Lam himself was seized in 2015 while crossing into the mainland and held for more than 400 days. On his return, in a decision that took considerable courage, he went public with his account of the ordeal rather than staying silent, describing a detention that critics said exposed the limits of Hong Kong's autonomy.
Exile in Taiwan
As Beijing tightened its grip on Hong Kong, Lam concluded he was no longer safe there. In 2019, amid mass protests against a proposed law that would have allowed extraditions to the mainland — the very fate he feared — he left for Taiwan. There, in the face of what he described as threats, he eventually reopened Causeway Bay Books, reviving the name in a small upstairs shop in Taipei as an act of defiance and continuity.

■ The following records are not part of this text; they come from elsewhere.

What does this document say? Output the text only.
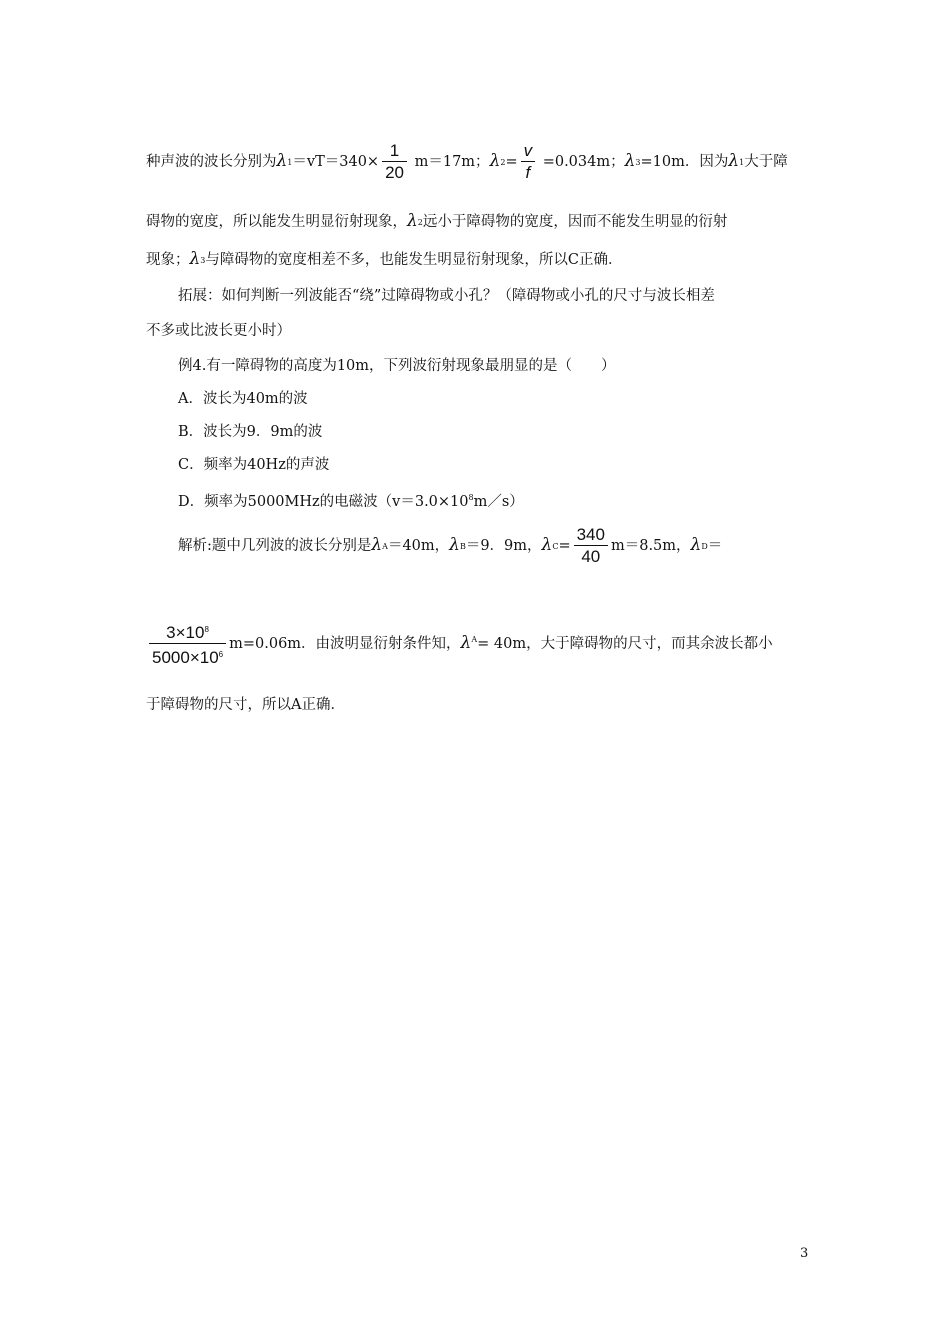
种声波的波长分别为$\lambda 1=vT=340\times \frac{1}{20} m=17m$；$\lambda 2= \frac{v}{f} =0.034m$；λ3=10m．因为λ1大于障
碍物的宽度，所以能发生明显衍射现象，λ2远小于障碍物的宽度，因而不能发生明显的衍射
现象；λ3与障碍物的宽度相差不多，也能发生明显衍射现象，所以C正确．
拓展：如何判断一列波能否“绕”过障碍物或小孔？（障碍物或小孔的尺寸与波长相差
不多或比波长更小时）
例4.有一障碍物的高度为10m，下列波衍射现象最朋显的是（　　）
A．波长为40m的波
B．波长为9．9m的波
C．频率为40Hz的声波
D．频率为5000MHz的电磁波$(v=3.0\times 10^8m/s)$
解析:题中几列波的波长分别是λA＝40m，λB＝9．9m，$\lambda C= \frac{340}{40} m=8.5m$，λD＝
$\frac{3\times 10^8}{5000\times 10^6} m=0.06m$．由波明显衍射条件知，$\lambda^A= 40m$，大于障碍物的尺寸，而其余波长都小
于障碍物的尺寸，所以A正确．
3
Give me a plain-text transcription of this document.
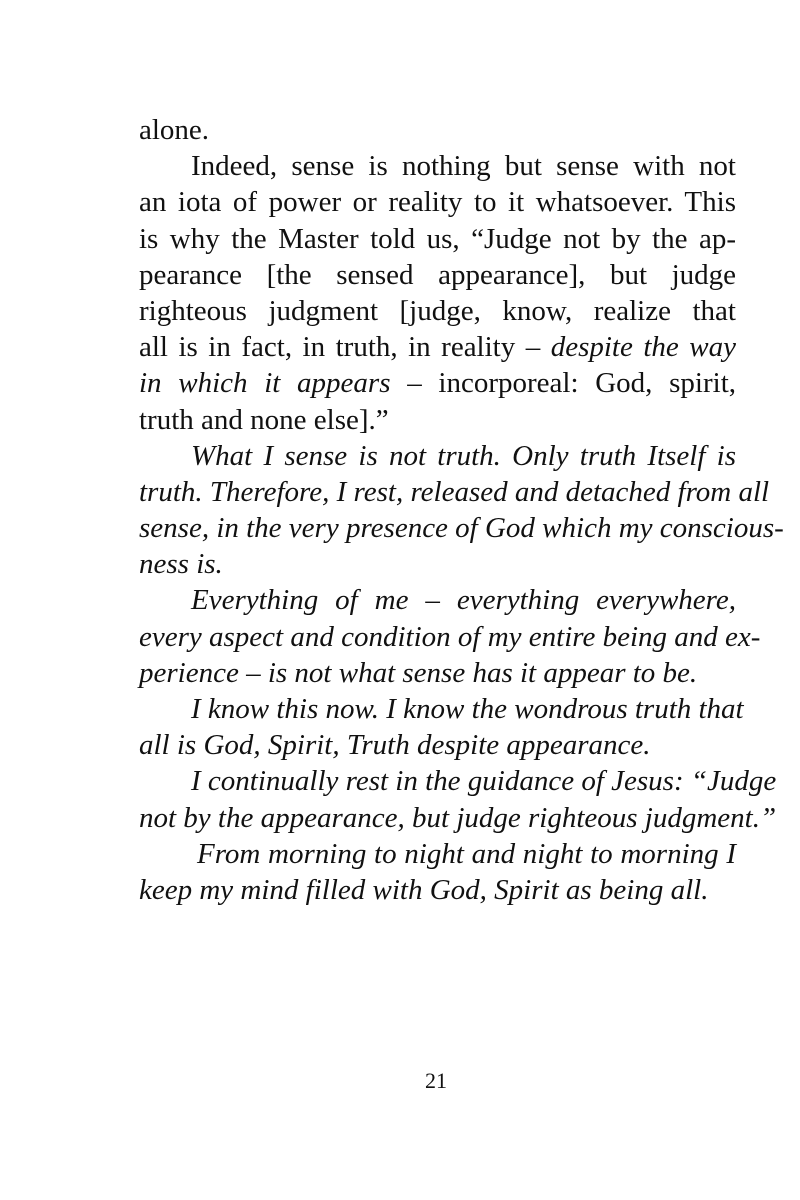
alone.
Indeed, sense is nothing but sense with not
an iota of power or reality to it whatsoever. This
is why the Master told us, “Judge not by the ap-
pearance [the sensed appearance], but judge
righteous judgment [judge, know, realize that
all is in fact, in truth, in reality – despite the way
in which it appears – incorporeal: God, spirit,
truth and none else].”
What I sense is not truth. Only truth Itself is
truth. Therefore, I rest, released and detached from all
sense, in the very presence of God which my conscious-
ness is.
Everything of me – everything everywhere,
every aspect and condition of my entire being and ex-
perience – is not what sense has it appear to be.
I know this now. I know the wondrous truth that
all is God, Spirit, Truth despite appearance.
I continually rest in the guidance of Jesus: “Judge
not by the appearance, but judge righteous judgment.”
From morning to night and night to morning I
keep my mind filled with God, Spirit as being all.
21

The reopened store became a modest landmark for those who saw in it a stand for the freedom to read and publish. For many in Hong Kong's diaspora, Lam's willingness to carry on — to keep selling the books that had made him a target — was a quiet form of resistance.
A symbol beyond himself
Lam's significance was always larger than one man or one shop. The bookseller disappearances of 2015 were an early, vivid sign of the pressures that would reshape Hong Kong over the following years, culminating in a sweeping national security law and a broad crackdown on dissent. His case became shorthand, internationally, for concerns that the guarantees made to Hong Kong were eroding.
He did not seek that role, but he accepted it, speaking out when others could not or would not. In doing so he put a human face on an abstract fear: that the line between Hong Kong's freedoms and the mainland's controls was thinner than it appeared.
What his death marks
Lam's passing, in exile and from illness rather than the pressures that drove him abroad, closes a chapter in a story that is far from over. Hong Kong today is a very different place from the one where his bookshop once did business openly, and the questions his case raised — about free expression, about the durability of promises, about the cost of speaking out — remain unresolved.
For those who followed his ordeal, he will be remembered less for the books he sold than for what he came to represent: the stubborn insistence, against considerable risk, that certain freedoms are worth defending even when defending them is dangerous. He rebuilt his shop far from home, and kept its doors open to the end.